LALANDE (Joseph-Jérôme Lefrançois de)

(Bourg-en-Bresse 11.07.1732 - Paris 04.04.1807)

TRAITE DU FLUX ET DU REFLUX DE LA MER, D'après la théorie et les observations. Extrait du quatrième Volume de l'Astronomie. A Paris, Chez la Veuve Desaint, rue du Foin-Saint-Jacques, 1781, in-4°, demi-veau, papier marbré sur les plats, dos lisse orné, pièce de titre rouge, tranches marbrées. Reliure de l'époque.

1 f.n.ch. (Titre), 348 pp. et 1 planche hors texte.

La planche a été gravée par GAITTE.

Annotations manuscrites sur la page de titre et dans le texte.

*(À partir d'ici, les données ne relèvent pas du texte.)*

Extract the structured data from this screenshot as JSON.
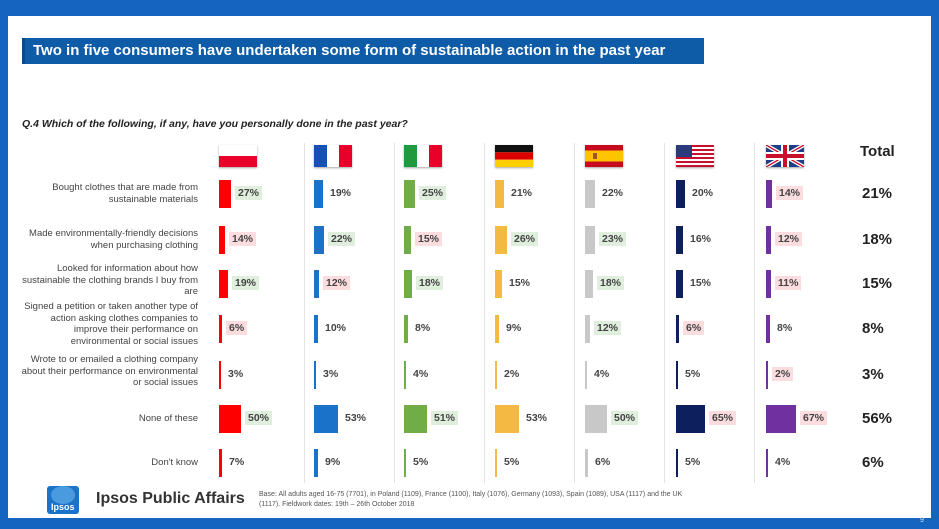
{
  "header": {
    "title": "Two in five consumers have undertaken some form of sustainable action in the past year"
  },
  "question": "Q.4 Which of the following, if any, have you personally done in the past year?",
  "total_label": "Total",
  "footer": {
    "brand": "Ipsos Public Affairs",
    "logo_text": "Ipsos",
    "base_text": "Base: All adults aged 16-75 (7701), in Poland (1109), France (1100), Italy (1076), Germany (1093), Spain (1089), USA (1117) and the UK (1117). Fieldwork dates: 19th – 26th October 2018",
    "page_number": "9"
  },
  "colors": {
    "background": "#1565c0",
    "title_bar": "#0e5ca8",
    "highlight_high": "#dfeedd",
    "highlight_low": "#fbdde0"
  },
  "chart_data": {
    "type": "bar",
    "orientation": "horizontal-small-multiples",
    "categories": [
      "Bought clothes that are made from sustainable materials",
      "Made environmentally-friendly decisions when purchasing clothing",
      "Looked for information about how sustainable the clothing brands I buy from are",
      "Signed a petition or taken another type of action asking clothes companies to improve their performance on environmental or social issues",
      "Wrote to or emailed a clothing company about their performance on environmental or social issues",
      "None of these",
      "Don't know"
    ],
    "series": [
      {
        "flag": "poland-flag",
        "color": "#ff0000",
        "values": [
          27,
          14,
          19,
          6,
          3,
          50,
          7
        ],
        "highlight": [
          "high",
          "low",
          "high",
          "low",
          "none",
          "high",
          "none"
        ]
      },
      {
        "flag": "france-flag",
        "color": "#1a73c9",
        "values": [
          19,
          22,
          12,
          10,
          3,
          53,
          9
        ],
        "highlight": [
          "none",
          "high",
          "low",
          "none",
          "none",
          "none",
          "none"
        ]
      },
      {
        "flag": "italy-flag",
        "color": "#70ad47",
        "values": [
          25,
          15,
          18,
          8,
          4,
          51,
          5
        ],
        "highlight": [
          "high",
          "low",
          "high",
          "none",
          "none",
          "high",
          "none"
        ]
      },
      {
        "flag": "germany-flag",
        "color": "#f4b942",
        "values": [
          21,
          26,
          15,
          9,
          2,
          53,
          5
        ],
        "highlight": [
          "none",
          "high",
          "none",
          "none",
          "none",
          "none",
          "none"
        ]
      },
      {
        "flag": "spain-flag",
        "color": "#c8c8c8",
        "values": [
          22,
          23,
          18,
          12,
          4,
          50,
          6
        ],
        "highlight": [
          "none",
          "high",
          "high",
          "high",
          "none",
          "high",
          "none"
        ]
      },
      {
        "flag": "usa-flag",
        "color": "#0d1f5c",
        "values": [
          20,
          16,
          15,
          6,
          5,
          65,
          5
        ],
        "highlight": [
          "none",
          "none",
          "none",
          "low",
          "none",
          "low",
          "none"
        ]
      },
      {
        "flag": "uk-flag",
        "color": "#7030a0",
        "values": [
          14,
          12,
          11,
          8,
          2,
          67,
          4
        ],
        "highlight": [
          "low",
          "low",
          "low",
          "none",
          "low",
          "low",
          "none"
        ]
      }
    ],
    "totals": [
      21,
      18,
      15,
      8,
      3,
      56,
      6
    ],
    "unit": "%"
  }
}
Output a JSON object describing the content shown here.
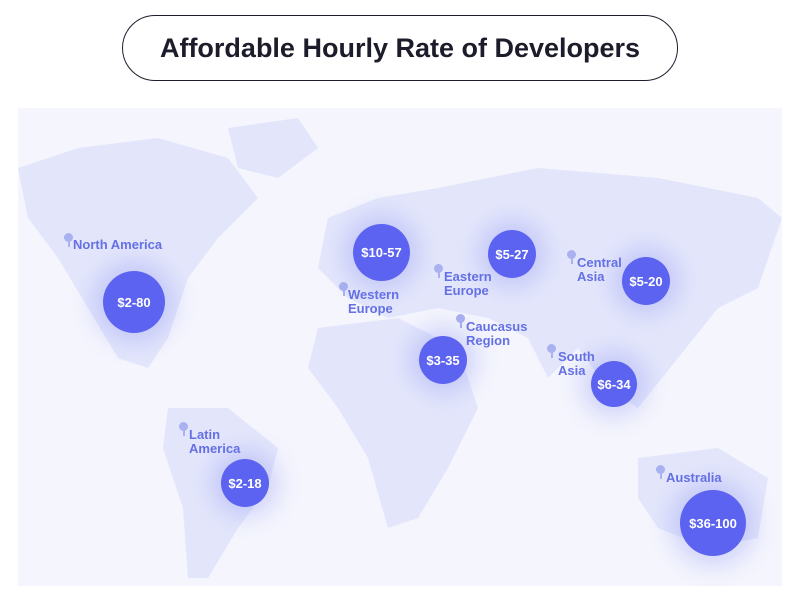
{
  "title": "Affordable Hourly Rate of Developers",
  "colors": {
    "bubble": "#5b63f0",
    "label": "#6570e4",
    "land": "#e3e6fb",
    "pin": "#a9b1f0"
  },
  "regions": [
    {
      "name": "North America",
      "rate": "$2-80"
    },
    {
      "name": "Western Europe",
      "rate": "$10-57"
    },
    {
      "name": "Eastern Europe",
      "rate": "$5-27"
    },
    {
      "name": "Central Asia",
      "rate": "$5-20"
    },
    {
      "name": "Caucasus Region",
      "rate": "$3-35"
    },
    {
      "name": "South Asia",
      "rate": "$6-34"
    },
    {
      "name": "Latin America",
      "rate": "$2-18"
    },
    {
      "name": "Australia",
      "rate": "$36-100"
    }
  ]
}
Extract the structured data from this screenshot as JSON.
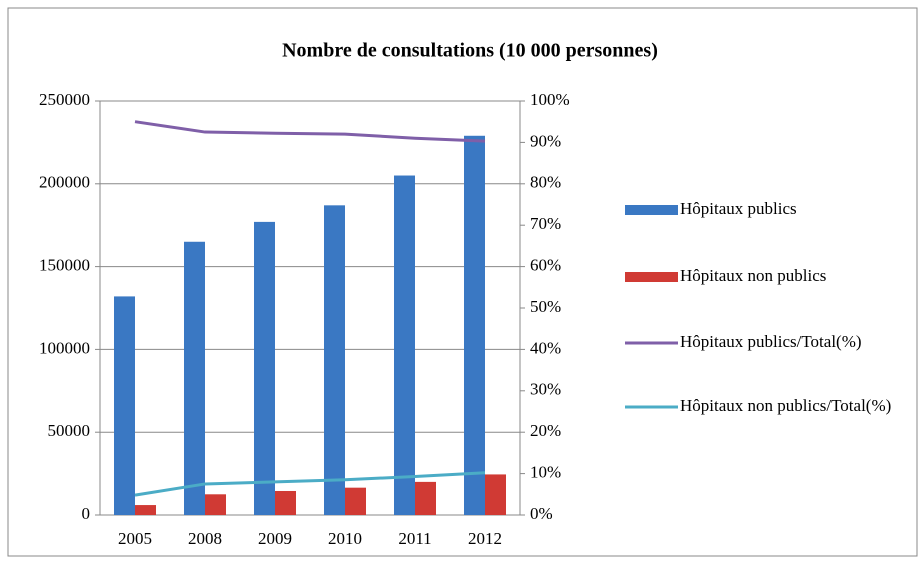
{
  "chart_data": {
    "type": "bar",
    "title": "Nombre de consultations (10 000 personnes)",
    "categories": [
      "2005",
      "2008",
      "2009",
      "2010",
      "2011",
      "2012"
    ],
    "series": [
      {
        "name": "Hôpitaux publics",
        "type": "bar",
        "color": "#3a78c3",
        "values": [
          132000,
          165000,
          177000,
          187000,
          205000,
          229000
        ]
      },
      {
        "name": "Hôpitaux non publics",
        "type": "bar",
        "color": "#d03a34",
        "values": [
          6000,
          12500,
          14500,
          16500,
          20000,
          24500
        ]
      },
      {
        "name": "Hôpitaux publics/Total(%)",
        "type": "line",
        "axis": "y2",
        "color": "#7f5fa8",
        "values": [
          95,
          92.5,
          92.2,
          92,
          91,
          90.3
        ]
      },
      {
        "name": "Hôpitaux non publics/Total(%)",
        "type": "line",
        "axis": "y2",
        "color": "#4bacc6",
        "values": [
          4.8,
          7.5,
          8,
          8.5,
          9.3,
          10.2
        ]
      }
    ],
    "ylim": [
      0,
      250000
    ],
    "yticks": [
      0,
      50000,
      100000,
      150000,
      200000,
      250000
    ],
    "y2lim": [
      0,
      100
    ],
    "y2ticks": [
      {
        "value": 0,
        "label": "0%"
      },
      {
        "value": 10,
        "label": "10%"
      },
      {
        "value": 20,
        "label": "20%"
      },
      {
        "value": 30,
        "label": "30%"
      },
      {
        "value": 40,
        "label": "40%"
      },
      {
        "value": 50,
        "label": "50%"
      },
      {
        "value": 60,
        "label": "60%"
      },
      {
        "value": 70,
        "label": "70%"
      },
      {
        "value": 80,
        "label": "80%"
      },
      {
        "value": 90,
        "label": "90%"
      },
      {
        "value": 100,
        "label": "100%"
      }
    ],
    "grid": true,
    "legend": "right"
  }
}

Joseph-Jérôme Lefrançois de Lalande fut d'abord élève des jésuites, qui l'envoyèrent faire son droit à Paris. En suivant le cours de l'astronome Delisle au Collège de France, il se passionna pour l'astronomie. En 1751, il participa à l'entreprise d'une étendue exceptionnelle qui fut conçue, lors de l'opposition périhéllique de Mars, pour l'étude de la Lune, dont il alla mesurer la parallaxe à Berlin, pendant que Lacaille opérait au cap de Bonne-Espérance. La comparaison de leurs résultats permit de fournir une excellente valeur, 57' 11", la valeur moyenne exacte étant 57' 2". Reçu membre de l'Académie de Berlin, il publia à ce sujet, en 1752, une notice. Il commença alors à travailler à la théorie des planètes, et donna, en 1759, une nouvelle édition améliorée des tables de Halley pour les planètes et les comètes, augmentée des tables des satellites de Jupiter par Wargentin, du catalogue de Lacaille et de l'histoire de la fameuse comète de Halley. Chargé en 1760 de la rédaction de la « Connaissance des temps », il remplaça en 1762 Delisle dans sa chaire d'astronome au Collège de France. Directeur de l'Observatoire de Paris de 1768 à sa mort, il fit paraître en 1801 son « Histoire céleste française », groupant les observations qu'il fit, avec son neveu Michel de Lalande, entre 1789 et 1798, et décrivant la position de 50.000 étoiles jusqu'à la magnitude 9, comprises entre le pôle et la déclinaison -20°. Plusieurs centaines de celles-ci sont des étoiles visibles à l'oeil nu, qui n'avaient jamais été mentionnées auparavant. Il rédigea en 1802 les deux tomes consacrés au XVIIIe siècle de « L'histoire des mathématiques » de Montucla, et sa volumineuse « Bibliographie astronomique » (1803) est une chronique de la science de son temps (Cet ouvrage est disponible sous format informatique ("pdf") depuis le site de la BnF. Il suffit de cliquer ici et de choisir ensuite l'option "Télécharger" ou de choisir le N° de la page à consulter). Passionné pour la discussion, très sensible aux louanges, il eut de nombreuses querelles, notamment avec Cassini de Thury et Bernardin de saint-Pierre.

(Réf: dictionnaire Larousse en 10 Vol.).